Dataset spec versioning, repo for testing/keeping track of implementations from Alex Kreidler on 2020-10-24 (public-rdfjs@w3.org from October 2020)

From: Alex Kreidler <alexkreidler2020@gmail.com>
Date: Sat, 24 Oct 2020 01:12:17 -0400
To: public-rdfjs@w3.org
Message-ID: <CABRqtphZ8yuaJG9jyJEuw9FENEOk57v8PL36FGAVoMnvt-ZK8Q@mail.gmail.com>
I noticed this comment
<https://github.com/blake-regalia/graphy.js/issues/14#issue-528283274> that
indicated Graphy is compliant with the RDF/JS Dataset spec.

However I recently started writing my own Typescript declarations for the
library as I'm trying to use it in a TS project and there are none publicly
available. I may publish them soon.

While writing the TS declarations based on Graphy docs, I noticed that
there were many methods from the RDF/JS Dataset spec that weren't
implemented by Graphy.

It's possible that Graphy was compliant at the time but then methods were
added to the Dataset spec after the fact, leaving Graphy in its current
state non-compliant. However, if the spec had been versioned throughout
that period, the divergence wouldn't have happened.

I propose the RDF/JS community does a few things to foster compliance with
the spec, one fairly simple, another more involved:
1. Commit to strict versioning of the spec. For example, I noticed several
breaking changes, e.g. adding new methods
<https://github.com/rdfjs/dataset-spec/commit/4f121a552f75214dd54d1788438f3c07a50b14d5>
to the Dataset interface, where the version (still 1.0) hasn't been
updated. This likely led to the situation I mentioned where an
implementation (Graphy) was compliant, but the spec was updated without a
proper version bump/notification, and clients of the new types now may call
functions that don't actually exist if they assume Graphy implements
Dataset. I have some more thoughts on this here
<https://github.com/rdfjs/dataset-spec/issues/60>.
2. Create a Github repository whose sole purpose is to test compliance with
the RDF/JS Dataset Spec. We can implement a few basic test cases (like
adding, retrieving, matching quads), and then test them across all
libraries that properly implement the API. This repo should also handle
partial implementations, e.g. a library just missing a few methods, and
notify the user. The main purpose of this would be to make sure libraries
are up to date with the spec.

For libraries that have been added to that testing repo and pass the tests,
we could have library authors say something like RDF/JS Dataset v2.4
Verified. We could also then add an icon to the rdf.js.org site to indicate
to users which libraries are more thoroughly tested.

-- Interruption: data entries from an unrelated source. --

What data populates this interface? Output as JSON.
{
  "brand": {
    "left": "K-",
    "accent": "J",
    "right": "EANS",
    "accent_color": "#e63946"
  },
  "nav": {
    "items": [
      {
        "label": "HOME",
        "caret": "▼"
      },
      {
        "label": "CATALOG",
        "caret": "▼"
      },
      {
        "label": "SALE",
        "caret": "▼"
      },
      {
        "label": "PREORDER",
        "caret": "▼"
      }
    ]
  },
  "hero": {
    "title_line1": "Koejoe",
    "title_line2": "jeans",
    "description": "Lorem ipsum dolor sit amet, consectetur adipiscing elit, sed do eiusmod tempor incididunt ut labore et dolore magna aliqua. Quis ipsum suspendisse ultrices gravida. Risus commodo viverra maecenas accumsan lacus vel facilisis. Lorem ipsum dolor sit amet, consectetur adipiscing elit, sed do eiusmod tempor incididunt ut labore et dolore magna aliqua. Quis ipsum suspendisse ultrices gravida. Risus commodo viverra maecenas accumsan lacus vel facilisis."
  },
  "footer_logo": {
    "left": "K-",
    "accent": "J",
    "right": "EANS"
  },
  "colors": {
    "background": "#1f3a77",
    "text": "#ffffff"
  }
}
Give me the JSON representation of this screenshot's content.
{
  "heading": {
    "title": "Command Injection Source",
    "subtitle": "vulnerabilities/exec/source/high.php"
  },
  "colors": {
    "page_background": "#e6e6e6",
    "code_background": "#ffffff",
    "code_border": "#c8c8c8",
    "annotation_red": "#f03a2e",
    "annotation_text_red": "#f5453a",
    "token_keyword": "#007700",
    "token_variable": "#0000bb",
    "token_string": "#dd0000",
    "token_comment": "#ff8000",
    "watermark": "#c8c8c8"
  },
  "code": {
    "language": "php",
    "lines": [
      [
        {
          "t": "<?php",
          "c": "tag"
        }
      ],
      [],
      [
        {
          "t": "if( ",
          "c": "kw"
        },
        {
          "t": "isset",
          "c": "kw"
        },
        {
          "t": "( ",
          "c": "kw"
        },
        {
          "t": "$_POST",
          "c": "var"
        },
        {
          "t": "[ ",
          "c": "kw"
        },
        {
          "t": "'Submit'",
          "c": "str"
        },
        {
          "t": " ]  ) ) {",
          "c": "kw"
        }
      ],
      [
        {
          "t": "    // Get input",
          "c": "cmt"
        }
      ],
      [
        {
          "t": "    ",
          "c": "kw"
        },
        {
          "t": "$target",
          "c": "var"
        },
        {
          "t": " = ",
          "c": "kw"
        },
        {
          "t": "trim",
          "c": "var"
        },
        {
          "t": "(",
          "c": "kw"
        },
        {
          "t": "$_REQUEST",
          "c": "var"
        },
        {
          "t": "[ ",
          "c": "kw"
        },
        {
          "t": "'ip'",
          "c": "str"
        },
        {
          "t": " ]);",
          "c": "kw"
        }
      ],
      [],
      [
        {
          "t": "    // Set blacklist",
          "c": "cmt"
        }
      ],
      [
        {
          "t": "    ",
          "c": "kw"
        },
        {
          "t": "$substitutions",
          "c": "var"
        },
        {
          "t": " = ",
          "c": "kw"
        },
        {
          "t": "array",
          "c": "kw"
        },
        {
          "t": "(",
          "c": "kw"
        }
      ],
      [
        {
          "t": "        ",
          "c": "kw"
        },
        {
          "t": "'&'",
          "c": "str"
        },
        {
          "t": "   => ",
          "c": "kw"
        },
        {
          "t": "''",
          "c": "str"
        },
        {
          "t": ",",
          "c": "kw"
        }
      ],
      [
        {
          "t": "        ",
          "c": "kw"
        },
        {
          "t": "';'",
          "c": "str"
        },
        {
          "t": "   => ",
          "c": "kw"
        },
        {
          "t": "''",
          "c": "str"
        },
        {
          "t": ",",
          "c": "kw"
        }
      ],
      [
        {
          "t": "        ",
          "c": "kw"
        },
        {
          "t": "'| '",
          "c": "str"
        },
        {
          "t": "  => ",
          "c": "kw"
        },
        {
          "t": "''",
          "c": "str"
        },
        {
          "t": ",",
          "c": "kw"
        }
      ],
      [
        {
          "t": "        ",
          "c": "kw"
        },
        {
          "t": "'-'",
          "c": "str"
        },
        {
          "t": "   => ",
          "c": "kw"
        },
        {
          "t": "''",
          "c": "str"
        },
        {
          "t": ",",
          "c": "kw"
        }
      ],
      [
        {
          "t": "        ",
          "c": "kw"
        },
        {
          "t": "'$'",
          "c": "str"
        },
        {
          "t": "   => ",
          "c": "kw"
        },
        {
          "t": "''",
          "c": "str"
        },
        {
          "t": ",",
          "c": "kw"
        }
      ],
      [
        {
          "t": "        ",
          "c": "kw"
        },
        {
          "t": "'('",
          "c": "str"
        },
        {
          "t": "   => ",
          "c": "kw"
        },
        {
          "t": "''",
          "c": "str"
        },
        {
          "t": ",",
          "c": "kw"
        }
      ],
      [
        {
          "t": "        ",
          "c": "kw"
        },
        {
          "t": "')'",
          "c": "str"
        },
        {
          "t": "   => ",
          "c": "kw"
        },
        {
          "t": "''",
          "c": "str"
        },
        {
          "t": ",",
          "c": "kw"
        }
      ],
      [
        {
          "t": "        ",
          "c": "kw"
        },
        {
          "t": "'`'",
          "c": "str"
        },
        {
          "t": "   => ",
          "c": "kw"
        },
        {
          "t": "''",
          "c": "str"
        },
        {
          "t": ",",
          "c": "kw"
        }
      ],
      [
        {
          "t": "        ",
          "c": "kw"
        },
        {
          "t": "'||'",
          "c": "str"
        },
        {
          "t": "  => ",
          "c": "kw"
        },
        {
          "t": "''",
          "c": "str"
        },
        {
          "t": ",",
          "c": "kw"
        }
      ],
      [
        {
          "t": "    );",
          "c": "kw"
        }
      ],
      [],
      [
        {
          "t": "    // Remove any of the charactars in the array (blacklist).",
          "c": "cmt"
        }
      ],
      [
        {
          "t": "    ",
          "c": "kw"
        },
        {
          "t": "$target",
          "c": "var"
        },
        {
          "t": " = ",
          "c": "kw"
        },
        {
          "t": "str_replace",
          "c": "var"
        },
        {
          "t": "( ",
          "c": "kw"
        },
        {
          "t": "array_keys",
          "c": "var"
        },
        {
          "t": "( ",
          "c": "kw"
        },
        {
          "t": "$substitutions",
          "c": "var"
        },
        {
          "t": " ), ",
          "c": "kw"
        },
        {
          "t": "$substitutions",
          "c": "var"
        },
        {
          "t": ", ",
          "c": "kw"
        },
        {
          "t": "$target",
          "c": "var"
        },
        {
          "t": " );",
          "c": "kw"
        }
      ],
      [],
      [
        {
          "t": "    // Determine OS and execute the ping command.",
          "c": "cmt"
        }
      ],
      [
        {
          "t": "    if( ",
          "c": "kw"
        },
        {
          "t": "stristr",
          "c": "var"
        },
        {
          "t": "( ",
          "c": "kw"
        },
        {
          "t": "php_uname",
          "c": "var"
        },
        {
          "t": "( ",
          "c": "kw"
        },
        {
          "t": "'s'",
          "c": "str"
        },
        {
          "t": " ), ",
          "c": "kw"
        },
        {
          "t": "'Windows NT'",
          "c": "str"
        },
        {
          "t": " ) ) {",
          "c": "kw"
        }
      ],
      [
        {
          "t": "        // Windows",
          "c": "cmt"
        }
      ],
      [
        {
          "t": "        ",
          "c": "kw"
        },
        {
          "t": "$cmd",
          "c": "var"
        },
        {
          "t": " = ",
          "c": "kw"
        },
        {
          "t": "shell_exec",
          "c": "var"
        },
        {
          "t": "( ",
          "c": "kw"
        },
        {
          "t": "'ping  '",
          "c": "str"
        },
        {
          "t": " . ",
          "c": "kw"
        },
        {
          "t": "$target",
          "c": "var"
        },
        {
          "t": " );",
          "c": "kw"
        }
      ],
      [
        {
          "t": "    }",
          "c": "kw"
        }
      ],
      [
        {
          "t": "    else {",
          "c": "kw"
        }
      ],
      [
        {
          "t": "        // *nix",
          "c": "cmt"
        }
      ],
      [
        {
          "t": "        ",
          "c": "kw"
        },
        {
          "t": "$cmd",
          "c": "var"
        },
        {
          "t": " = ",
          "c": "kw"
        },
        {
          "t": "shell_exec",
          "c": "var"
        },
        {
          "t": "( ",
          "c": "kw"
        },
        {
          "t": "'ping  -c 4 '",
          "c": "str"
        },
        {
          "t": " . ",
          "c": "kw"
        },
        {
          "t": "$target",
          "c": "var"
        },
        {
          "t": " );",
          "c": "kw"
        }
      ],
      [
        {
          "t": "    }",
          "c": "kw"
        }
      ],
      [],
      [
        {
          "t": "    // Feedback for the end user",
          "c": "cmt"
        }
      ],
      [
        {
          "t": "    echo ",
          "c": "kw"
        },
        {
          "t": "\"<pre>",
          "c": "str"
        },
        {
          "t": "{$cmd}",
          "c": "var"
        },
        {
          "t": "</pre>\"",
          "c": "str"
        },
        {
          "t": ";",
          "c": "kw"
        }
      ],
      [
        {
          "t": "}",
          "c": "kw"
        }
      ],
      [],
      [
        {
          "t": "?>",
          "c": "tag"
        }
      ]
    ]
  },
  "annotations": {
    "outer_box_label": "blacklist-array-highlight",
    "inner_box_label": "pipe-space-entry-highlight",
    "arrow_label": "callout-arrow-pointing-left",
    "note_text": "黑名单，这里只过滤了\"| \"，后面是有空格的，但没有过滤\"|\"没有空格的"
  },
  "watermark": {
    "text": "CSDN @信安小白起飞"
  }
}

Having a single testing repo would be more work, but it could also do a few
things:
- Eliminate duplication of testing code/maintenance from each library (e.g.
allow N3 and Graphy to be tested with the same code)
- Potentially, expand to include benchmarking and comparing RDF/JS
implementations
- Provide real insights to spec authors how implementations are faring in
complying with the spec. It would centralize a place where implementations
have committed to abiding by the spec, and those implementations would have
input on new versions. In fact, new versions of the spec might be marked as
a "dev" version for a while so that implementations can add the appropriate
features and then the testing repo can be updated, and then released when
the impls are done. This would better integrate the libraries and the spec,
so that things like the `contains` method wouldn't be added without the
libraries' feedback and actual implementation of it. This would discourage
extraneous modifications/feature creep in the spec.
- Finally, and most out-there: it could allow testing the interoperability
of RDF/JS implementations.

Some functions may be fine for this already: e.g. addAll on a Dataset. If
the implementation B simply turns the Dataset into a Stream and consumes
it, then it should interoperate with other implementations (e.g. impl A),
because it simply relies on well-known methods straight from the spec.
However, what about calling `D1.equals(D2)`, where D1 and D2 are backed by
N3 and Graphy for example
These libraries use optimized in-memory storage representations that are
likely unique from each other, and implement those comparison and other
more algorithmic aspects of the RDF/JS spec by relying on their own
internal structure to increase performance. Here, it might not be desirable
to even allow interoperability. Theoretically, though, one could write some
of the higher-level algorithms solely based on lower-level constructs like
the `match` and other functions. A library could then indicate to users
that it accepts Datasets from other implementations for these functions.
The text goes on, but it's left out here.